Atlas'tan
Gitmişti..Beni tanımadığım kollara bırakıp Gitmişti. Ben onu severken ona güvenirken o beni terk etmişti. Beni adama satmıştı. Kendimi küçük düşürülmüş ve iğrenç hissediyordum. Bana söz vermişti bırakmayacaktı,bıraktı.
-Ne düşünüyorsun?
Esmer ve korkutucu adam bana seslenince ıslak yüzüm ile ona baktım.
+Bana ne yapacaksın?
-İstediğim her şeyi, sonuçta benim malımsın.
+Ben eşya değilim ki.
-Ama bana satıldın.
+Beni almaya gelecek.
-Yazık sana.
+Neden yazık bana?
Cevap gelmedi,sadece yüzüme baktı. Ve baktı hep baktı yarım saate yakın yüzüme baktı. Gözlerimi gözlerine odaklayamadım. Korktum, gözleri çok korkunçtu. Keskin ve yoğun bakıyordu,ne düşündüğü gözlerden belli olmuyordu. Ayağa kalktı ve bana doğru gelmeye başladı,o geldikçe ben geri gitmeye başladım. Sırtım duvarla buluştuğunda içimden siktiri çektim.

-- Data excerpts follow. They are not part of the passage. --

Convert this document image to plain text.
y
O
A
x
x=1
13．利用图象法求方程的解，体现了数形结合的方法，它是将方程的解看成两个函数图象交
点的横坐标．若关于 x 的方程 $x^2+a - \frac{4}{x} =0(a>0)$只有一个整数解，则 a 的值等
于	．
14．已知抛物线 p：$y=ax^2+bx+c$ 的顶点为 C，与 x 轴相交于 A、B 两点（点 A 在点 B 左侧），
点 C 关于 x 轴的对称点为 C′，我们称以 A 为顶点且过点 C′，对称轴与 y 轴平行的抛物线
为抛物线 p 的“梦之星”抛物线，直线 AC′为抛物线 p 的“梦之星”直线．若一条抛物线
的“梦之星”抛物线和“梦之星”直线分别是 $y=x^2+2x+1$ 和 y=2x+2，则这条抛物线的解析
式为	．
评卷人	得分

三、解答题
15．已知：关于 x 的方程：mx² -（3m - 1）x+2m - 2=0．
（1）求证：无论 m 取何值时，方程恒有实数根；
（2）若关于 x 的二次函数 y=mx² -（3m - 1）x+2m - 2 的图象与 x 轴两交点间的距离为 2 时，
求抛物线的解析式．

-Bütün gün burada ağlayacak mısın?
Cevap vermedim, yüzüne bile bakmak istemedim. Onun yüzüne baktıkça midem bulanıyordu kendimden tiksiniyordum. Eli çeneme gitti ve çenemden tutup yüzünü yüzüme yaklaştırdı.
-Ben soru sorduğumda sorumu cevaplayacaksın, ben konuştuğumda Beni dikkatle dinleyecek fikirlerini söyleceksin ve ben bir şey yap dediğimde onu yapacaksın.
+Sen kimsin ki?
-Ben Ateş Tozcu, senin yeni sahibinim. Bugünden itibaren benim evimde yaşayacaksın, benim kurallarıma göre.
+Ne kuralı?
-Her evde bir kural vardır güzelim ve benim evimde hatta benim hayatımda bulunan herkes için birkaç kural vardır. Sende bu kurallara uymak zorundasın yoksa seni dağıtana kadar düzerim ve emin ol bundan çok zevk alırım.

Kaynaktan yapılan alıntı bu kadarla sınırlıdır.